More significantly, it catapulted heavily into consumer electronics last year through the acquisition of nine factories from Royal Philips Electronics NV. By year's end, Main said, about $1- billion of Jabil's $5-billion in annual revenues will be in consumer electronics.

The recession has taken its toll on Jabil, knocking its stock down about 30 percent since early 2001. Once trading around $60 a share, Jabil shares now hover closer to $16. Its stock closed Thursday at $17.14 a share, up 16 cents or 1 percent.

Still, Jabil has fared better than most of its competitors, maintaining a strong cash flow that gives it flexibility to invest in buyout opportunities.

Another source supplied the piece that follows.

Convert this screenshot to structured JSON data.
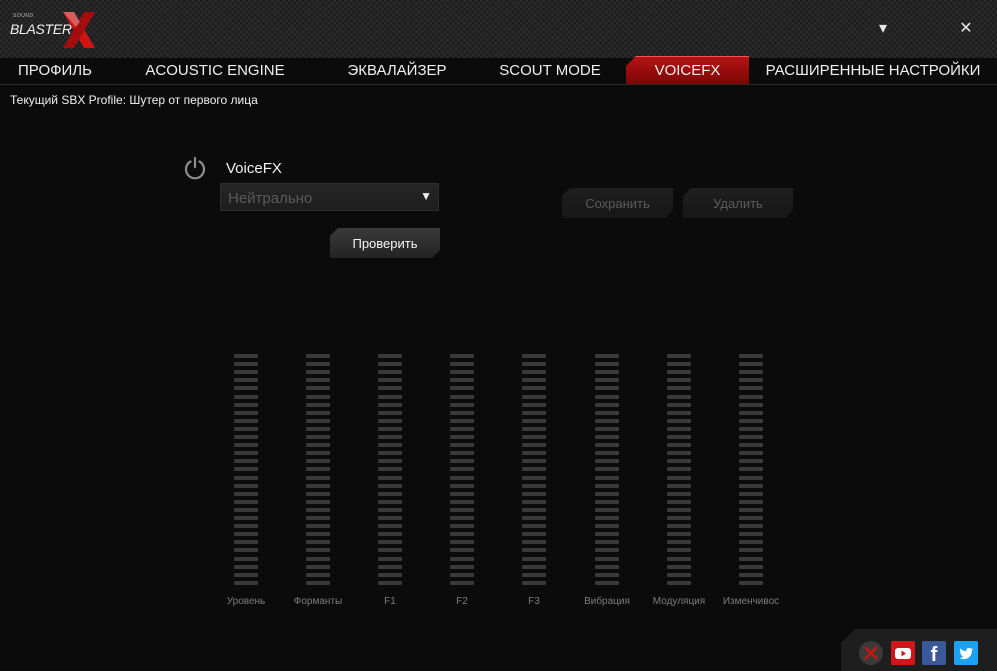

In its last fiscal year, Jabil made $92-million, or 46 cents a share, on revenues of $3.6-billion, plummeting from $149-million in net income on $4.3-billion in revenues the prior year.

Analysts expect earnings of 71 cents a share in the current fiscal year, with revenues between $4.8-billion and $5-billion. Chief financial officer Chris Lewis said the company anticipates net income of 15 cents to 17 cents a share in the current quarter, up from 2 cents a share in the period last year.

Main also told about 100 shareholders and employees that:

The company's costly acquisition of assets of telephone equipment maker Marconi PLC "frankly was a disaster for us." Financially shattered, Marconi announced Thursday it was closing its plant in Coventry in Great Britain; earlier this year, it closed a facility in Liverpool. Main said Jabil has less than $100-million of exposure to Marconi on its balance sheet today.

Jabil's appetite for acquisitions "is sated for the moment."

The company will not start paying out a dividend any time soon, despite persistent pleas from some shareholders who spoke. Lewis, the chief financial officer, said the money is better spent on pursuing growth opportunities and he did not anticipate paying dividends for at least 10 years.